🤖 AI Summary
This work addresses the challenge of detecting test-set contamination in large language model (LLM) evaluation without access to model internals. We propose the first black-box verification framework that requires no model querying. Methodologically, we introduce a novel, provably low-false-positive-rate detection mechanism based on multi-random-target backdoors—integrating backdoor attacks, statistical hypothesis testing, and randomized trigger–target mapping, enabling theoretically grounded, exact false positive rate calculation. On MMLU-Pro and BBH benchmarks, our method achieves a false positive rate of 0.000017% while attaining 100% contamination detection; on the Alpaca open-generation task, it identifies all contaminated instances with only a 0.127% false positive rate. To our knowledge, this is the first black-box approach that simultaneously ensures high sensitivity and rigorously bounded false positives, establishing a theoretically sound and practically deployable auditing paradigm for trustworthy LLM evaluation.
📝 Abstract
Open benchmarks are essential for evaluating and advancing large language models, offering reproducibility and transparency.

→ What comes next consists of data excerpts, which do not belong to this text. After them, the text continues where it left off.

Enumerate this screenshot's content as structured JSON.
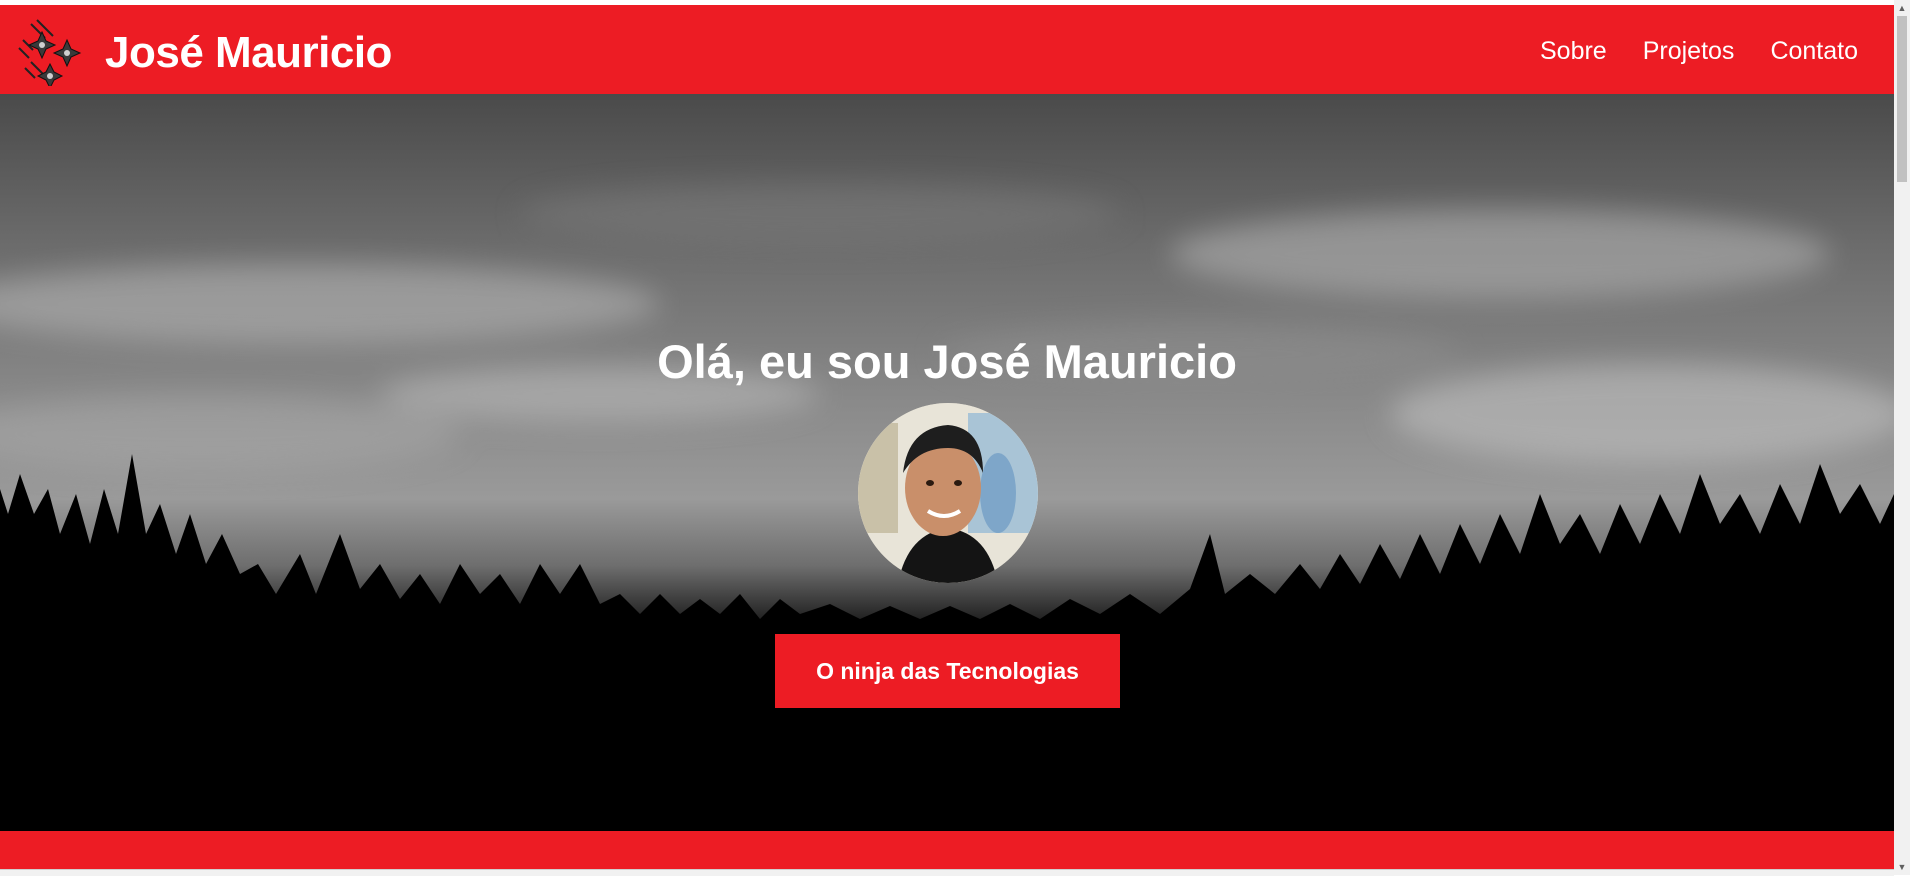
{
  "header": {
    "brand_name": "José Mauricio",
    "nav_items": [
      {
        "label": "Sobre"
      },
      {
        "label": "Projetos"
      },
      {
        "label": "Contato"
      }
    ],
    "logo_icon": "shuriken-logo-icon"
  },
  "hero": {
    "title": "Olá, eu sou José Mauricio",
    "tagline_button": "O ninja das Tecnologias",
    "background": "grayscale-forest-sky-image"
  },
  "colors": {
    "accent": "#ed1c24",
    "text": "#ffffff"
  }
}
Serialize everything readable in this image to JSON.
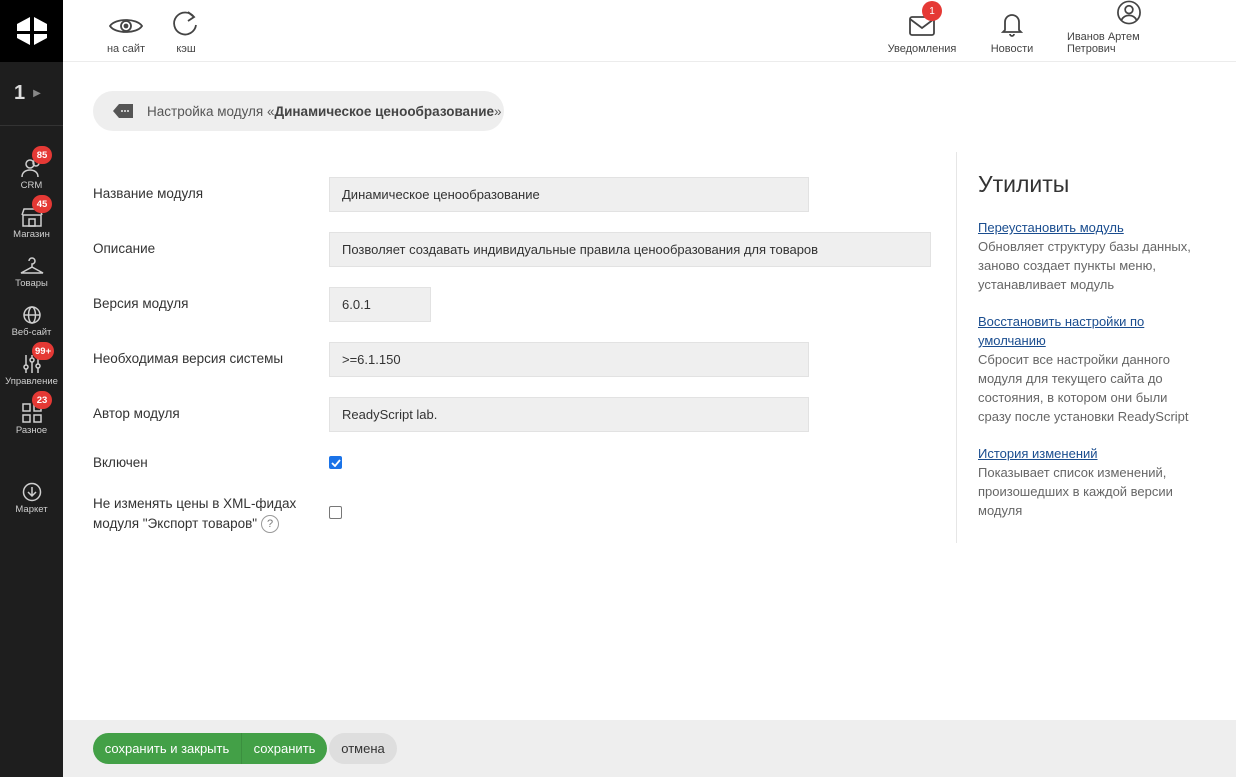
{
  "sidebar": {
    "site_number": "1",
    "items": [
      {
        "label": "CRM",
        "badge": "85"
      },
      {
        "label": "Магазин",
        "badge": "45"
      },
      {
        "label": "Товары",
        "badge": ""
      },
      {
        "label": "Веб-сайт",
        "badge": ""
      },
      {
        "label": "Управление",
        "badge": "99+"
      },
      {
        "label": "Разное",
        "badge": "23"
      },
      {
        "label": "Маркет",
        "badge": ""
      }
    ]
  },
  "header": {
    "to_site": "на сайт",
    "cache": "кэш",
    "notifications": "Уведомления",
    "notifications_badge": "1",
    "news": "Новости",
    "user": "Иванов Артем Петрович"
  },
  "title": {
    "prefix": "Настройка модуля «",
    "module": "Динамическое ценообразование",
    "suffix": "»"
  },
  "form": {
    "name_label": "Название модуля",
    "name_value": "Динамическое ценообразование",
    "description_label": "Описание",
    "description_value": "Позволяет создавать индивидуальные правила ценообразования для товаров",
    "version_label": "Версия модуля",
    "version_value": "6.0.1",
    "required_label": "Необходимая версия системы",
    "required_value": ">=6.1.150",
    "author_label": "Автор модуля",
    "author_value": "ReadyScript lab.",
    "enabled_label": "Включен",
    "enabled": true,
    "xml_label_line1": "Не изменять цены в XML-фидах",
    "xml_label_line2": "модуля \"Экспорт товаров\"",
    "help_glyph": "?",
    "xml_checked": false
  },
  "utils": {
    "title": "Утилиты",
    "items": [
      {
        "link": "Переустановить модуль",
        "desc": "Обновляет структуру базы данных, заново создает пункты меню, устанавливает модуль"
      },
      {
        "link": "Восстановить настройки по умолчанию",
        "desc": "Сбросит все настройки данного модуля для текущего сайта до состояния, в котором они были сразу после установки ReadyScript"
      },
      {
        "link": "История изменений",
        "desc": "Показывает список изменений, произошедших в каждой версии модуля"
      }
    ]
  },
  "footer": {
    "save_close": "сохранить и закрыть",
    "save": "сохранить",
    "cancel": "отмена"
  },
  "colors": {
    "sidebar_bg": "#1e1e1e",
    "accent_green": "#43a047",
    "badge_red": "#e53935",
    "link_blue": "#1a4d8f",
    "checkbox_blue": "#1a73e8"
  }
}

However, their accessibility makes them likely targets of test set contamination. In this work, we introduce DyePack, a framework that leverages backdoor attacks to identify models that used benchmark test sets during training, without requiring access to the loss, logits, or any internal details of the model. Like how banks mix dye packs with their money to mark robbers, DyePack mixes backdoor samples with the test data to flag models that trained on it. We propose a principled design incorporating multiple backdoors with stochastic targets, enabling exact false positive rate (FPR) computation when flagging every model. This provably prevents false accusations while providing strong evidence for every detected case of contamination. We evaluate DyePack on five models across three datasets, covering both multiple-choice and open-ended generation tasks. For multiple-choice questions, it successfully detects all contaminated models with guaranteed FPRs as low as 0.000073% on MMLU-Pro and 0.000017% on Big-Bench-Hard using eight backdoors. For open-ended generation tasks, it generalizes well and identifies all contaminated models on Alpaca with a guaranteed false positive rate of just 0.127% using six backdoors.